Still alive

Hello! It looks like that last post was too ambitious. I broke my weekly writing habit because life changed a lot (I moved back to Brooklyn, NY), the site was a pain to update, and the pandemic has its own set of challenges.

Work

I moved back to Brooklyn and work at Meetup.com. It's been fun to work with the amount of traffic that Meetup regularly sees and also some of the technology, like GraphQL, that I only had minimal exposure to before joining. I also have some great, really talented co-workers. I have a rough draft, The Joys and Pains of GraphQL, that has come from my experience with GraphQL that I'm currently editing.

Site

This site was originally a Gatsby site and, at first, I was sort of happy with it. I remember thinking, This feels like a lot of work for a simple blog, but thought I would adjust over time. Unfortunately, I was wrong. When you lose familiarity with a codebase and return to it weeks or months later, the warts really glare at you.

I thought about going back to Hugo or Jekyll, but I would really like to take advantage of mdx in the future.

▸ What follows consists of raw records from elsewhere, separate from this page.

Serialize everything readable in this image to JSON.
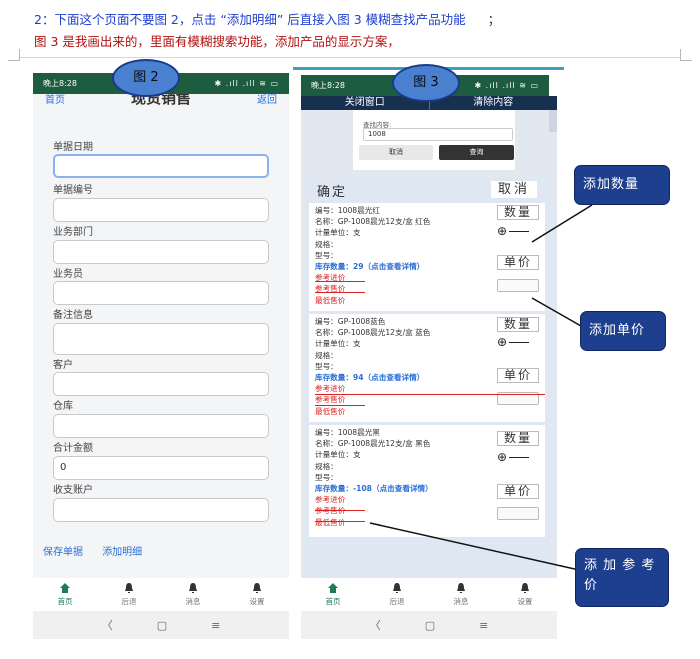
{
  "notes": {
    "line1": "2：下面这个页面不要图 2，点击 “添加明细” 后直接入图 3 模糊查找产品功能",
    "line1_tail": "；",
    "line2": "图 3 是我画出来的，里面有模糊搜索功能，添加产品的显示方案，"
  },
  "phone2": {
    "status_time": "晚上8:28",
    "status_icons": "✱ .ıll .ıll ≋ ▭",
    "header": {
      "back": "首页",
      "title": "现货销售",
      "ret": "返回"
    },
    "fields": [
      {
        "label": "单据日期",
        "value": ""
      },
      {
        "label": "单据编号",
        "value": ""
      },
      {
        "label": "业务部门",
        "value": ""
      },
      {
        "label": "业务员",
        "value": ""
      },
      {
        "label": "备注信息",
        "value": ""
      },
      {
        "label": "客户",
        "value": ""
      },
      {
        "label": "仓库",
        "value": ""
      },
      {
        "label": "合计金额",
        "value": "0"
      },
      {
        "label": "收支账户",
        "value": ""
      }
    ],
    "links": {
      "save": "保存单据",
      "add_detail": "添加明细"
    },
    "nav": [
      "首页",
      "后退",
      "消息",
      "设置"
    ],
    "sysnav": [
      "〈",
      "▢",
      "≡"
    ]
  },
  "phone3": {
    "status_time": "晚上8:28",
    "status_icons": "✱ .ıll .ıll ≋ ▭",
    "topbar": {
      "close": "关闭窗口",
      "clear": "清除内容"
    },
    "search": {
      "label": "查找内容:",
      "value": "1008",
      "cancel": "取消",
      "query": "查询"
    },
    "panel": {
      "ok": "确定",
      "cancel": "取消"
    },
    "products": [
      {
        "code": "编号：1008晨光红",
        "name": "名称：GP-1008晨光12支/盒 红色",
        "unit": "计量单位：支",
        "spec": "规格：",
        "model": "型号：",
        "stock": "库存数量：29（点击查看详情）",
        "ref_in": "参考进价",
        "ref_out": "参考售价",
        "min_price": "最低售价"
      },
      {
        "code": "编号：GP-1008蓝色",
        "name": "名称：GP-1008晨光12支/盒 蓝色",
        "unit": "计量单位：支",
        "spec": "规格：",
        "model": "型号：",
        "stock": "库存数量：94（点击查看详情）",
        "ref_in": "参考进价",
        "ref_out": "参考售价",
        "min_price": "最低售价"
      },
      {
        "code": "编号：1008晨光黑",
        "name": "名称：GP-1008晨光12支/盒 黑色",
        "unit": "计量单位：支",
        "spec": "规格：",
        "model": "型号：",
        "stock": "库存数量：-108（点击查看详情）",
        "ref_in": "参考进价",
        "ref_out": "参考售价",
        "min_price": "最低售价"
      }
    ],
    "qty_label": "数量",
    "qty_symbol": "⊕",
    "price_label": "单价",
    "nav": [
      "首页",
      "后退",
      "消息",
      "设置"
    ],
    "sysnav": [
      "〈",
      "▢",
      "≡"
    ]
  },
  "callouts": {
    "fig2": "图 2",
    "fig3": "图 3",
    "add_qty": "添加数量",
    "add_price": "添加单价",
    "add_ref_price": "添 加 参 考 价"
  },
  "colors": {
    "status_bar": "#1d5c3e",
    "top_bar": "#173050",
    "callout": "#1e3f8e",
    "link": "#2a6fd6",
    "price_red": "#d22222"
  }
}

So, I went with Next.js. Initially, this was a lot of work and I can appreciate Gatsby a bit more for what it gives you out of the box; however, I feel a lot better about the static page generation and any future updates.

I think when I wrote Reflecting on One Year of Writing I was in a particularly good, ambitious mood – not unlike going to the grocey store hungry. I'm going to hold off on some of the additions in that post — but I have thought that a "Books" section would be a nice, simple addition. I like to look over other people's reading lists. Sometimes, you get hints for new books, sometimes you get hints for who that person is. I think both are neat.

Pandemic

I can't say the pandemic has been good to me, but both me and my family have been fortunate not to have been very ill. I have a deeper appreciation for life in the "before times" and all the people who have had to work to keep society functioning.

I'm strangely excited to ditch the pandemic small stalk and go back to whatever weather or MTA issue that used to occupy our day-to-day.